Let $\{(\Omega_k, \Sigma_k, P_k)\}_{k\geq 1}$ be a sequence of probability spaces. I am trying to prove the statement below in order to use it and get a pre measure and then use the Hahn kolomogrov theorem to get a probability measure on $\prod_{k=1}^{\infty} \Omega_k$. The statement I want to show is:
For every $k\geq 1$, let $\{E^{(k)}_j\}_{j\geq 1}$ be a sequence in $\Sigma_k$. It is given that:
1) $\forall j\geq 1[ \,\,\,|\{k\geq 1:E^{(k)}_j\not= \Omega_k\}|<\infty \,\,\,\,]$
2) $\prod _{k=1}^{\infty} \Omega_k=\cup_{j=1}^{\infty}(\prod _{k=1}^{\infty} E^{(k)}_j) $ and the sets in the collection $\{\prod _{k=1}^{\infty} E^{(k)}_j\}_{j\geq 1}$ are pairwise disjoint.
then $\sum_{j=1}^{\infty}(\prod _{k=1}^{\infty} P_k(E^{(k)}_j))=1 $.
I tried to prove it but only succeeded in proving special cases. If anyone can give me hints, that would be great.
Thank you a lot.
First, let's introduce some notation. Fix $n\geq 1$, and suppose $F_k\subseteq\Omega_k$ are measurable sets for each $k\geq n$ such that all but finitely many of them are $\Omega_k$. Let $P^n(\prod_{k=n}^\infty F_k)=\prod P_k(F_k)$. It is not hard to show that this gives rise to a finitely additive function on the Boolean algebra of finite unions of such products (you prove this in the course of constructing finite product measures). Write $A_j=\prod_k E_j^{(k)}$; we wish to show that $\sum_j P^1(A_j)=1$. It follows from finite additivity of $P^1$ and disjointness of the $A_j$ that $\sum_j P^1(A_j)\leq 1$. So suppose for a contradiction that $\sum_j P^1(A_j)<1$.
Fix $x\in\Omega_1$, and write $A_j(x)=\prod_{k=2}^\infty E_j^{(k)}$ if $x\in E_j^{(1)}$, and $A_j(x)=\emptyset$ if $x\not\in E_j^{(1)}$. Then the function $f_j(x)=P^2(A_j(x))$ is a measurable function on $\Omega_1$ for each $j$, with $\int_{\Omega_1} f_j=P^1(A_j)$. Now consider the function $f(x)=\sum_j f_j(x)$. Since $\sum_j P^1(A_j)<1$, $\int_{\Omega_1} f<1$, so there exists some $x_1\in\Omega_1$ such that $f(x_1)<1$, i.e. such that $\sum_j P^2(A_j(x_1))<1$.
Now repeat the argument of the previous paragraph, with the sets $A_j$ replaced by the sets $A_j(x_1)$ and $P^1$ replaced by $P^2$. The argument above gives that there exists $x_2\in \Omega_2$ such that $\sum_j P^3(A_j(x_1,x_2))<1$ (where $A_j(x_1,x_2)$ is defined in the obvious way).

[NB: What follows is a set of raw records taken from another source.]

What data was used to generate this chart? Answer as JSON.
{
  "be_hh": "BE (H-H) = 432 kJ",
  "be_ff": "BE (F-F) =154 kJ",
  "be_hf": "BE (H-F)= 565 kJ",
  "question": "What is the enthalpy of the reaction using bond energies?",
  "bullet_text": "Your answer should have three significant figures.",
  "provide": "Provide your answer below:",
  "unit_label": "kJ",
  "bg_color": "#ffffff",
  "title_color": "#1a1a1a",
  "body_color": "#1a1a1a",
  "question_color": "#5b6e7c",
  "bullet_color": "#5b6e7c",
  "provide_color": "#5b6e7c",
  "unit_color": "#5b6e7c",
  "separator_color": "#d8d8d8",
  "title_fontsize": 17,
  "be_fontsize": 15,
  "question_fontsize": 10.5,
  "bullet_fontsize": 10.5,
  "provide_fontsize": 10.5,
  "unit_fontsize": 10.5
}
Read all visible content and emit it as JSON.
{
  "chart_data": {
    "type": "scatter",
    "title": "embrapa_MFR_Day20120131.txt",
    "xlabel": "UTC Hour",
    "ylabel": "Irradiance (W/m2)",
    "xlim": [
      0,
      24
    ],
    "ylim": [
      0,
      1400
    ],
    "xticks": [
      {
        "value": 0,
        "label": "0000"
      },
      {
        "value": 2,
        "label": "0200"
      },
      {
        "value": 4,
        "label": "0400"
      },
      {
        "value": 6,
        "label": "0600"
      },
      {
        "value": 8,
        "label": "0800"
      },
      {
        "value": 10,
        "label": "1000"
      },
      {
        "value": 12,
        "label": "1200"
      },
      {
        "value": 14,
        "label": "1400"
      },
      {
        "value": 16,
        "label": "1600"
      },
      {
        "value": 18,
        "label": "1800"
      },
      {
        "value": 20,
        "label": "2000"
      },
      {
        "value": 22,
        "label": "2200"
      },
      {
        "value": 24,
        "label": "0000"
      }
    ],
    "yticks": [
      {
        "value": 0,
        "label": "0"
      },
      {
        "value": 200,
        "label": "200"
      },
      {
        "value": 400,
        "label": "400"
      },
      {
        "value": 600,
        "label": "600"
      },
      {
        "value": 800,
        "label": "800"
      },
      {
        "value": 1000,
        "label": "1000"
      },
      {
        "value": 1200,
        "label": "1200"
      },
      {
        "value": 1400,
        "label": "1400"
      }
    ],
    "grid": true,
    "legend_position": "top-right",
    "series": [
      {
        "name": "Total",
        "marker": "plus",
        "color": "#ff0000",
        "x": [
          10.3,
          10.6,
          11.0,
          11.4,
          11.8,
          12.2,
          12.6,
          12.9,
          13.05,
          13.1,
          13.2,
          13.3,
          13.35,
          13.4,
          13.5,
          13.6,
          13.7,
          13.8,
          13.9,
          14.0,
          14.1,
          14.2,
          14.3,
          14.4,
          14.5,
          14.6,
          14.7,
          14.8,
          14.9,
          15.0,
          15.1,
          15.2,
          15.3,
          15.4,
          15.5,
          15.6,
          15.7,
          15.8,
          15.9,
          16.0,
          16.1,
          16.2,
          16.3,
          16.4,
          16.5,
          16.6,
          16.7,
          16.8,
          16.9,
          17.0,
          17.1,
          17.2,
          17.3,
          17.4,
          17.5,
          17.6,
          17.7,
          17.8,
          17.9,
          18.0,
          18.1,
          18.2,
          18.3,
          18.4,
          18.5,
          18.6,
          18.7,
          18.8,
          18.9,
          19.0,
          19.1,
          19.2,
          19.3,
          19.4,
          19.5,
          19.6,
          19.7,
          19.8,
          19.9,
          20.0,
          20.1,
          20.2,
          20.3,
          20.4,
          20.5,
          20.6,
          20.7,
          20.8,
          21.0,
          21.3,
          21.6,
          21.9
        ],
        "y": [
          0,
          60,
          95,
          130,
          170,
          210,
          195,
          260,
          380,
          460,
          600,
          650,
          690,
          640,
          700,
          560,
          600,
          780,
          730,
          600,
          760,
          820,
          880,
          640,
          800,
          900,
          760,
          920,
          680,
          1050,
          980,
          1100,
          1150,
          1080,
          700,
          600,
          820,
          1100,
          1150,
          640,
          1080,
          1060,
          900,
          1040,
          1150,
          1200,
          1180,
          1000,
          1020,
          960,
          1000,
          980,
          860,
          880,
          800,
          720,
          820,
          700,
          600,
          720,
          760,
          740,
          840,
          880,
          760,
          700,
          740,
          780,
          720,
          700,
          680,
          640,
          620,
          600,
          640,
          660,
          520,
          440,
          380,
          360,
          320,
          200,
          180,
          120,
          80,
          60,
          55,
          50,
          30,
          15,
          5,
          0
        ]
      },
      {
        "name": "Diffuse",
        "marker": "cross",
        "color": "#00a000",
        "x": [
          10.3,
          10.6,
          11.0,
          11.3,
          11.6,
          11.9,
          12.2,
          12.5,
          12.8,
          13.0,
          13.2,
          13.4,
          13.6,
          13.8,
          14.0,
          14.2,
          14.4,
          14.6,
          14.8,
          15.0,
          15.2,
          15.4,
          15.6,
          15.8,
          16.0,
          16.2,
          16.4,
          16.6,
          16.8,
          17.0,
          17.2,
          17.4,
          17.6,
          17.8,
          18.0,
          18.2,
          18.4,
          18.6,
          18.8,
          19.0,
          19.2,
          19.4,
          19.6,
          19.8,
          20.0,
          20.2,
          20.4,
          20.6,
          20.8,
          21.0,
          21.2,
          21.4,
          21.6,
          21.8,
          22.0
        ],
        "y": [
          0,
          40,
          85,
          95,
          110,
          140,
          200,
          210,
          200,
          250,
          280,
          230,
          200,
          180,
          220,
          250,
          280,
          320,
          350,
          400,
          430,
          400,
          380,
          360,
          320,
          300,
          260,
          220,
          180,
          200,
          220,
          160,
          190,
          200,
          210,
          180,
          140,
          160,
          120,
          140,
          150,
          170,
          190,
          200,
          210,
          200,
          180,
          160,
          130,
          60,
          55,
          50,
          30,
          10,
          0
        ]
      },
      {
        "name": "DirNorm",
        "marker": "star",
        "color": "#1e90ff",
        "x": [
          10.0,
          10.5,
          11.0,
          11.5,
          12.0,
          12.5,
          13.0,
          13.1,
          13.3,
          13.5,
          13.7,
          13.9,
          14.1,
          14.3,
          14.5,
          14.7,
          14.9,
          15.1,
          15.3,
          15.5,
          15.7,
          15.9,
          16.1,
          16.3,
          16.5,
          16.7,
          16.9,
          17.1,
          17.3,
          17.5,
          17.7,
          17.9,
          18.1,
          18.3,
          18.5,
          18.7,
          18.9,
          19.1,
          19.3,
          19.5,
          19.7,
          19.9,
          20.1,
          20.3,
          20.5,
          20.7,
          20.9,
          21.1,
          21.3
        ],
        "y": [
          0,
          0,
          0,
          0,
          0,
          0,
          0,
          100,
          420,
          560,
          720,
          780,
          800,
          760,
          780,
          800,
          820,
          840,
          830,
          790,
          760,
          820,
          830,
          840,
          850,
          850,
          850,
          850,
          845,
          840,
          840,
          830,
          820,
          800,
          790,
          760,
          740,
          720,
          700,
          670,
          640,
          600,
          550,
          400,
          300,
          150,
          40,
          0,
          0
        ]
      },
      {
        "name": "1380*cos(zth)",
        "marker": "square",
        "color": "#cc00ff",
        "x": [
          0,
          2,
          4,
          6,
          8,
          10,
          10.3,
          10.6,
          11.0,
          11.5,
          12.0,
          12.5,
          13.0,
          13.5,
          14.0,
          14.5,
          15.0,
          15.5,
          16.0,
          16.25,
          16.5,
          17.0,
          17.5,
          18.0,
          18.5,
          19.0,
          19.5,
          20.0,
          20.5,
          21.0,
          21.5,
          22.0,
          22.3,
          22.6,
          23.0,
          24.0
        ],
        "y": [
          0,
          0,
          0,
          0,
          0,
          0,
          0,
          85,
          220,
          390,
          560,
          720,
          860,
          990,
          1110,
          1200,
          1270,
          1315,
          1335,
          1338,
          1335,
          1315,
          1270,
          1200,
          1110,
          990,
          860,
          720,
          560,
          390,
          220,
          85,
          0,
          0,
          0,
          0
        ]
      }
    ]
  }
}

Continuing by induction, we find a sequence of points $x_k\in \Omega_k$ such that for each $k$, $\sum_j P^{k+1}(A_j(x_1,\dots,x_k))<1$.
Since $\bigcup_j A_j=\prod_k \Omega_k$, there must be some $j$ such that the sequence $x=(x_1,x_2,\dots)$ is in $A_j$. But if $n$ is such that $E_j^{(k)}=\Omega_k$ for all $k>n$, then $A_j(x_1,\dots,x_n)=\prod_{k=n+1}^\infty \Omega_k$, so $P^{n+1}(A_j(x_1,\dots,x_n))=1$. This is a contradiction, since the $x_i$ were chosen such that $\sum_j P^{n+1}(A_j(x_1,\dots,x_n))<1$.